Film and Media Studies is an integral part of all the specializations of the Bachelor’s program Film as well as the Master’s program in Serial Storytelling and Digital Narratives and consist of a number of subjects:
Comparative Media Studies
The central aim of Comparative Media Studies is to provide media and cultural knowledge as well as analytical-hermeneutical and creative-productive capabilities in the context of audiovisual culture. The thematic focus lies on the media theoretical and practical consequences of digitization. In the process, students are encouraged to strengthen their sense of critical self-reflection and their capacity for independent creative action. The foundation modules in the first half of the program provide a basic knowledge of the modern history of media and arts, as well as their theories. Through a historical cross-section that covers all media, the modules in the second half of the program then investigate the central issues of aesthetic production and reception: practices of adaptation, factual storytelling between documentary and fiction, as well as the construction and transmission of audio-visual conceptions of humanity.
In the sixth semester a BA colloquium takes place once a month, which accompanies the bachelor theses of the students in media theory.
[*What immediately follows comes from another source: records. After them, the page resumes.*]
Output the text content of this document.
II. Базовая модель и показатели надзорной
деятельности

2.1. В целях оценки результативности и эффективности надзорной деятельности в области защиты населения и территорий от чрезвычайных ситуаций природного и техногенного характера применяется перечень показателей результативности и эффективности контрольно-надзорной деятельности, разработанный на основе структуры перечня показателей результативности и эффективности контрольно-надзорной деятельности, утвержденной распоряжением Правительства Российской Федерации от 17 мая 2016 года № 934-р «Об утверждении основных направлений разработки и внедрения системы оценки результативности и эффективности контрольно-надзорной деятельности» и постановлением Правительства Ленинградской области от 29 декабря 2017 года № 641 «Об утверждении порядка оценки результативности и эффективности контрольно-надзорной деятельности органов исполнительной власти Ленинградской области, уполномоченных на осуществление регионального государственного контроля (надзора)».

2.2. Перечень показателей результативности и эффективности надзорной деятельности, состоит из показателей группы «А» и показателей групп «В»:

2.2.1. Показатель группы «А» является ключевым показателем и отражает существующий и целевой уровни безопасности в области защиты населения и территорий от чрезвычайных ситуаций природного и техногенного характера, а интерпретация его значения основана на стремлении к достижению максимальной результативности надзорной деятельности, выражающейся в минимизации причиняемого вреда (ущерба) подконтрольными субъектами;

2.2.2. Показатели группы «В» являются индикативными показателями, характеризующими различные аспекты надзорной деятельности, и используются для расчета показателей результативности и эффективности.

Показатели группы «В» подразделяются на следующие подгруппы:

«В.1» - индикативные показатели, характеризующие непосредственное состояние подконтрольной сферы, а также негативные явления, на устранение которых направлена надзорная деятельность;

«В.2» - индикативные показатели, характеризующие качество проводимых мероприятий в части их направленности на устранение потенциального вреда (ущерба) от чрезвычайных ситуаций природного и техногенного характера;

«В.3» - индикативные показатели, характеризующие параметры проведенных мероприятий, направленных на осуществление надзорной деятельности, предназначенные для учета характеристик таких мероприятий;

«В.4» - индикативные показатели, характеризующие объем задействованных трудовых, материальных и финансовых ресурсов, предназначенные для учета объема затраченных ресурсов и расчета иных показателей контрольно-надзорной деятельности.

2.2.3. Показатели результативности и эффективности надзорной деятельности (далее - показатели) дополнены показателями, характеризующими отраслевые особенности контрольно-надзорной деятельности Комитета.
The “theory on demand” is also available to students as an option.
In the MA Serial Storytelling and in the MA Digital Narratives, case studies are supplemented by media science courses and courses on the history of audiovisual narration, in which students learn to critically analyze audiovisual formats – as well as their own works – and to locate them in media science terms.
Film History and Film Analysis
What do films offer us to see and understand? This question is at the heart of Film History and Film Analysis. It explores the different dimensions and elements that touch, cross and merge paths in film: space and time, perspective and montage, picture and sound, light and color, on-and off-screen, and the perspectives of the characters, the camera and the audience. The subject reflects on the media conditions for cinematic aesthetics and investigates their historical transformation. Theoretical investigation through film history and film analysis is regarded as a laboratory where film is broken down into its single components and then reassembled. It is a place where students can sharpen their analytical skills particularly by deepening their understanding of how film works.
The first year of studies starts with an introduction to film history, which offers an overview of central innovations in film technology and developments in film aesthetics. The second course serves as an introduction to film analysis and deals with the essential elements of film scientific work. In the second year of studies, the first task is to grasp the transformation of cinematic forms as a spectrum of aesthetic differentiation. The focus here is on the renewal efforts of different film cultures and movements as well as on the film aesthetic innovations associated with them and expressed through them. In the third year, film historical and aesthetic questions about the approach to new cinematic styles and new media combinations will be explored in depth. The focus is on the discussion of the development of the film medium from the 1970s to the present.
Parallel to the Comparative Media Studies department, a BA colloquium will take place once a month in the sixth semester with an additional option for “theory on demand”.
In the MA Serial Storytelling and in the MA Digital Narratives, case studies are supplemented by media science courses and courses on the history of audiovisual narration, in which students learn to critically analyze audiovisual formats – as well as their own works – and to locate them in media science terms.